Dopo centinaia di chilometri di sabbia e rocce i palmizi di Wadi Feiran sono un refrigerio per la mente, oltre che per gli occhi e il resto del corpo. Dev’essere così anche per gli uccelli in migrazione, perché cespugli e alberi da frutto sono pieni di vita e di voci. Un muro di pietra difende la terra fertile dai venti del deserto. Piccoli canali fanno circolare l’acqua tra le piantagioni. Ci sono palme, ulivi, agrumi, fichi e altri alberi da frutto – perfino le viti; ci sono filari di pomodori, zucche, legumi e tante piante di aspetto a me totalmente sconosciuto. Subito si fa sentire il richiamo del bulbul ventregiallo (foto sotto), ma, nonostante i suoi 20 cm di lunghezza, bisogna inseguirlo pazientemente tra gli ulivi e le palme per riuscire a vederlo bene.

L’averla mascherata, invece, è tutt’altro che elusiva, va e viene tranquillamente dal suo posatoio.
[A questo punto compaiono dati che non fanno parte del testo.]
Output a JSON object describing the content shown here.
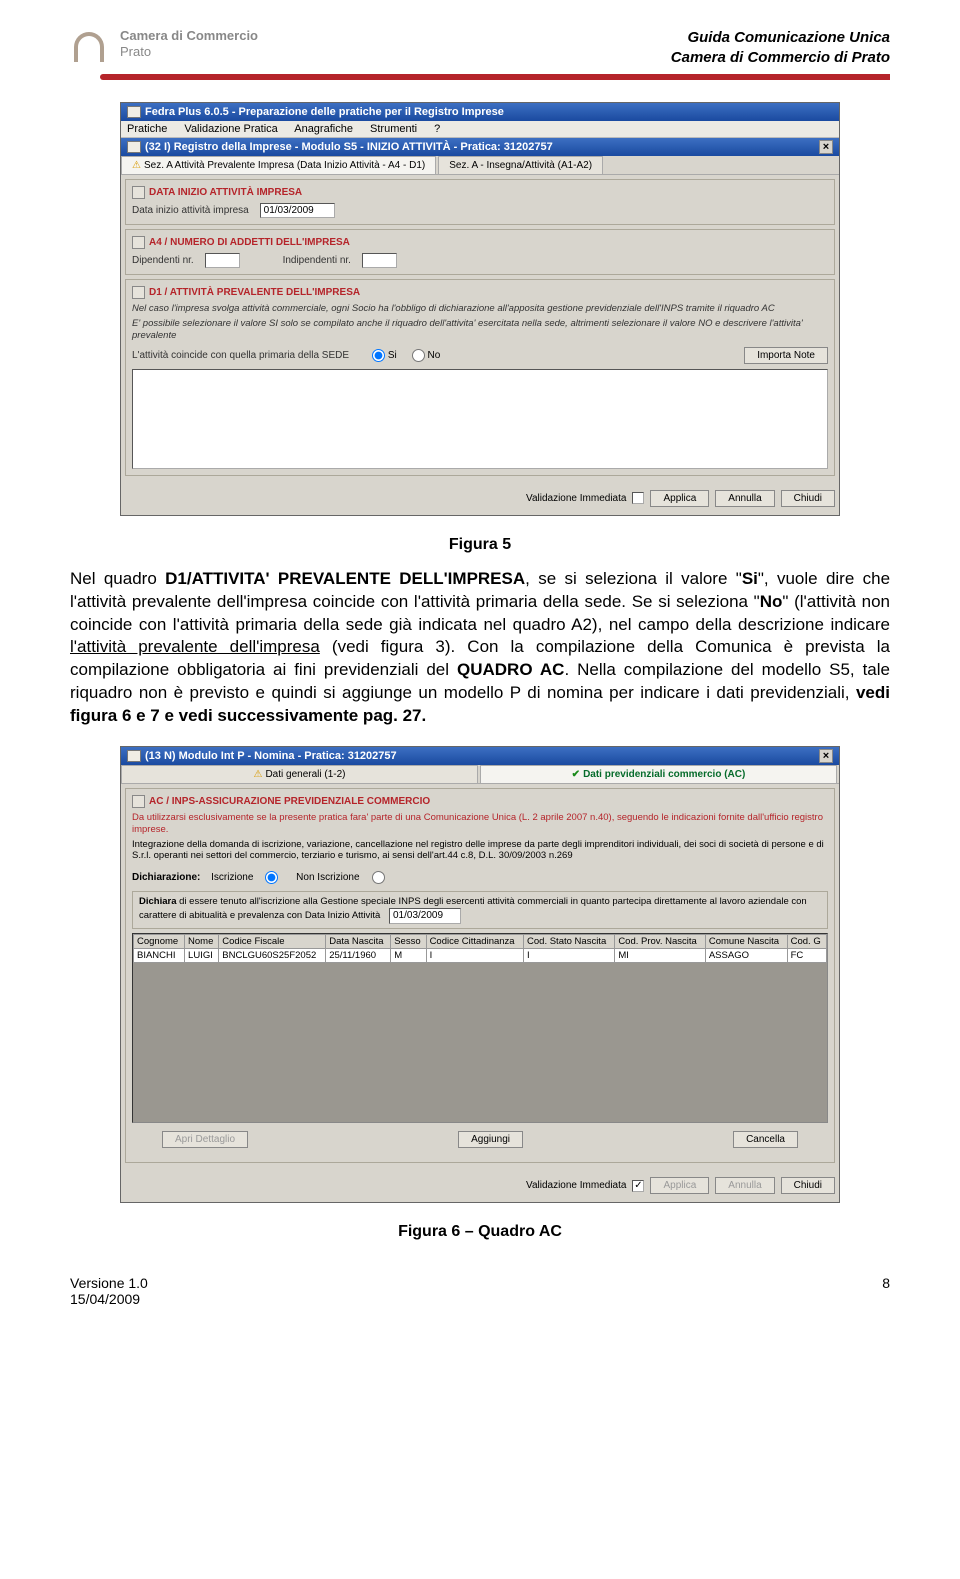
{
  "header": {
    "logo_line1": "Camera di Commercio",
    "logo_line2": "Prato",
    "right_line1": "Guida Comunicazione Unica",
    "right_line2": "Camera di Commercio di Prato"
  },
  "fig5": {
    "win_title": "Fedra Plus 6.0.5 - Preparazione delle pratiche per il Registro Imprese",
    "menu": [
      "Pratiche",
      "Validazione Pratica",
      "Anagrafiche",
      "Strumenti",
      "?"
    ],
    "sub_title": "(32 I) Registro della Imprese - Modulo S5 - INIZIO ATTIVITÀ - Pratica: 31202757",
    "tabs": [
      "Sez. A Attività Prevalente Impresa (Data Inizio Attività - A4 - D1)",
      "Sez. A - Insegna/Attività (A1-A2)"
    ],
    "panel1": {
      "title": "DATA INIZIO ATTIVITÀ IMPRESA",
      "label": "Data inizio attività impresa",
      "value": "01/03/2009"
    },
    "panel2": {
      "title": "A4 / NUMERO DI ADDETTI DELL'IMPRESA",
      "label1": "Dipendenti nr.",
      "label2": "Indipendenti nr."
    },
    "panel3": {
      "title": "D1 / ATTIVITÀ PREVALENTE DELL'IMPRESA",
      "note1": "Nel caso l'impresa svolga attività commerciale, ogni Socio ha l'obbligo di dichiarazione all'apposita gestione previdenziale dell'INPS tramite il riquadro AC",
      "note2": "E' possibile selezionare il valore SI solo se compilato anche il riquadro dell'attivita' esercitata nella sede, altrimenti selezionare il valore NO e descrivere l'attivita' prevalente",
      "prompt": "L'attività coincide con quella primaria della SEDE",
      "opt_si": "Si",
      "opt_no": "No",
      "import_btn": "Importa Note"
    },
    "bottom": {
      "valida": "Validazione Immediata",
      "applica": "Applica",
      "annulla": "Annulla",
      "chiudi": "Chiudi"
    },
    "caption": "Figura 5"
  },
  "body": {
    "p1a": "Nel quadro ",
    "p1b": "D1/ATTIVITA' PREVALENTE DELL'IMPRESA",
    "p1c": ", se si seleziona  il valore ",
    "p1d": "Si",
    "p1e": ", vuole dire che l'attività prevalente dell'impresa coincide con l'attività primaria della sede. Se si seleziona ",
    "p1f": "No",
    "p1g": " (l'attività non coincide con l'attività primaria della sede già indicata nel quadro A2), nel campo della descrizione indicare ",
    "p1h": "l'attività prevalente dell'impresa",
    "p1i": " (vedi figura 3). Con la compilazione della Comunica è prevista la compilazione obbligatoria ai fini previdenziali del ",
    "p1j": "QUADRO AC",
    "p1k": ". Nella compilazione del modello S5, tale riquadro non è previsto e quindi si aggiunge un modello P di nomina per indicare i dati previdenziali, ",
    "p1l": "vedi figura 6 e 7 e vedi successivamente pag. 27."
  },
  "fig6": {
    "sub_title": "(13 N) Modulo Int P - Nomina - Pratica: 31202757",
    "tabs": [
      "Dati generali (1-2)",
      "Dati previdenziali commercio (AC)"
    ],
    "panel_title": "AC / INPS-ASSICURAZIONE PREVIDENZIALE COMMERCIO",
    "red_note": "Da utilizzarsi esclusivamente se la presente pratica fara' parte di una Comunicazione Unica (L. 2 aprile 2007 n.40), seguendo le indicazioni fornite dall'ufficio registro imprese.",
    "black_note": "Integrazione della domanda di iscrizione, variazione, cancellazione nel registro delle imprese da parte degli imprenditori individuali, dei soci di società di persone e di S.r.l. operanti nei settori del commercio, terziario e turismo, ai sensi dell'art.44 c.8, D.L. 30/09/2003 n.269",
    "dich_label": "Dichiarazione:",
    "dich_opt1": "Iscrizione",
    "dich_opt2": "Non Iscrizione",
    "dichiara_lbl": "Dichiara",
    "dichiara_txt": "di essere tenuto all'iscrizione alla Gestione speciale INPS degli esercenti attività commerciali in quanto partecipa direttamente al lavoro aziendale con carattere di abitualità e prevalenza con Data Inizio Attività",
    "dichiara_date": "01/03/2009",
    "tbl_headers": [
      "Cognome",
      "Nome",
      "Codice Fiscale",
      "Data Nascita",
      "Sesso",
      "Codice Cittadinanza",
      "Cod. Stato Nascita",
      "Cod. Prov. Nascita",
      "Comune Nascita",
      "Cod. G"
    ],
    "tbl_row": [
      "BIANCHI",
      "LUIGI",
      "BNCLGU60S25F2052",
      "25/11/1960",
      "M",
      "I",
      "I",
      "MI",
      "ASSAGO",
      "FC"
    ],
    "btn_detail": "Apri Dettaglio",
    "btn_add": "Aggiungi",
    "btn_del": "Cancella",
    "bottom": {
      "valida": "Validazione Immediata",
      "applica": "Applica",
      "annulla": "Annulla",
      "chiudi": "Chiudi"
    },
    "caption": "Figura 6 – Quadro AC"
  },
  "footer": {
    "ver": "Versione 1.0",
    "date": "15/04/2009",
    "page": "8"
  }
}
Branchi di bigiarelle, tortore delle palme e tortore dal collare sono intente a spolpare i grossi datteri gialli non ancora maturi. Sui cespugli più bassi, troviamo facilmente il codinero (Fis-fis è il suo nome locale, foto sotto) che posa tranquillamente davanti a cannocchiali e macchine fotografiche.

Una femmina di nettarinia, rondini, codirossi, luì, ballerine e pispole golarossa completano il quadro. Infine, la gentilezza, la curiosità, la pazienza, l’orgoglio di mostrare i risultati del loro lavoro e di essere i custodi di questo frammento di paradiso in mezzo al deserto della gente di Feiran.
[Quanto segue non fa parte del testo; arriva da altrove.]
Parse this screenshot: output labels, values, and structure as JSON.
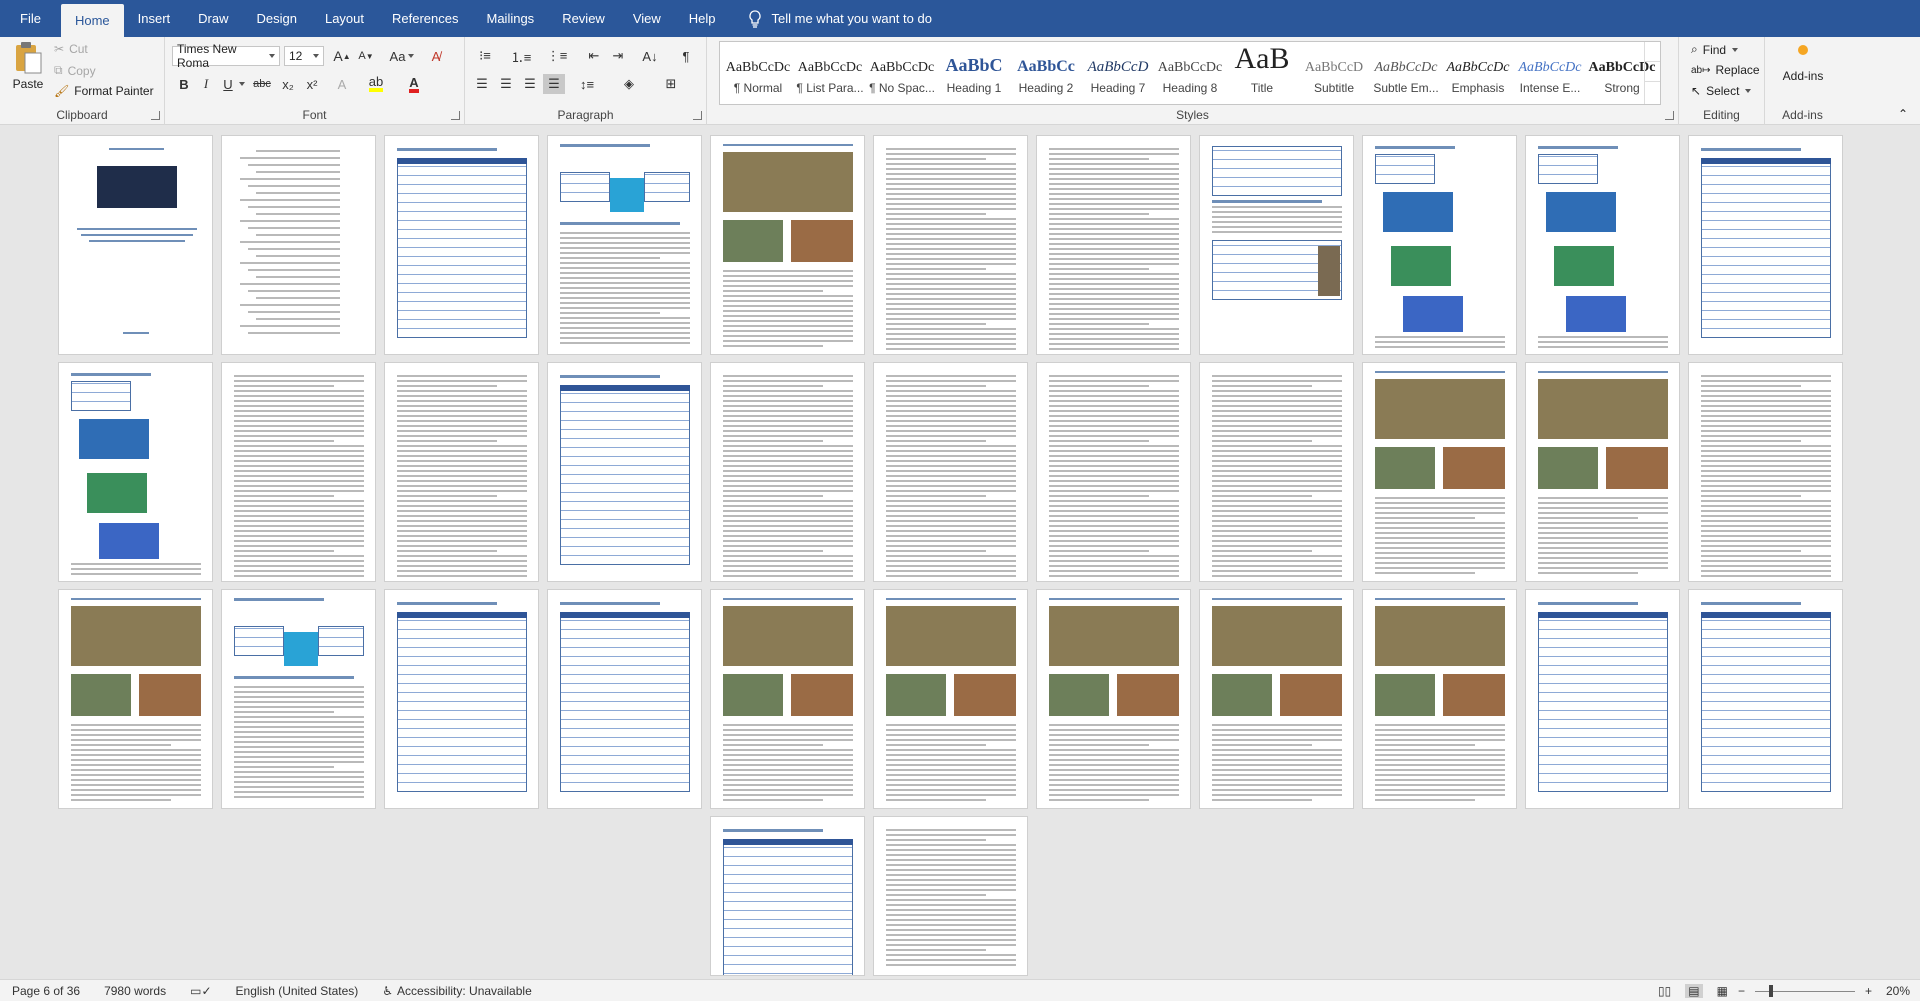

Temo che quel misto di avidità di osservazioni, fretta, eccitazione e stanchezza che ci accompagnano ovunque andiamo, ci abbiano impedito di ringraziarli a sufficienza per il tempo e l’attenzione che ci hanno dedicato. Spero che a ripagarli più degnamente siano proprio i nostri amici uccelli, con i loro colori e le loro voci, il loro periodico arrivare e ripartire.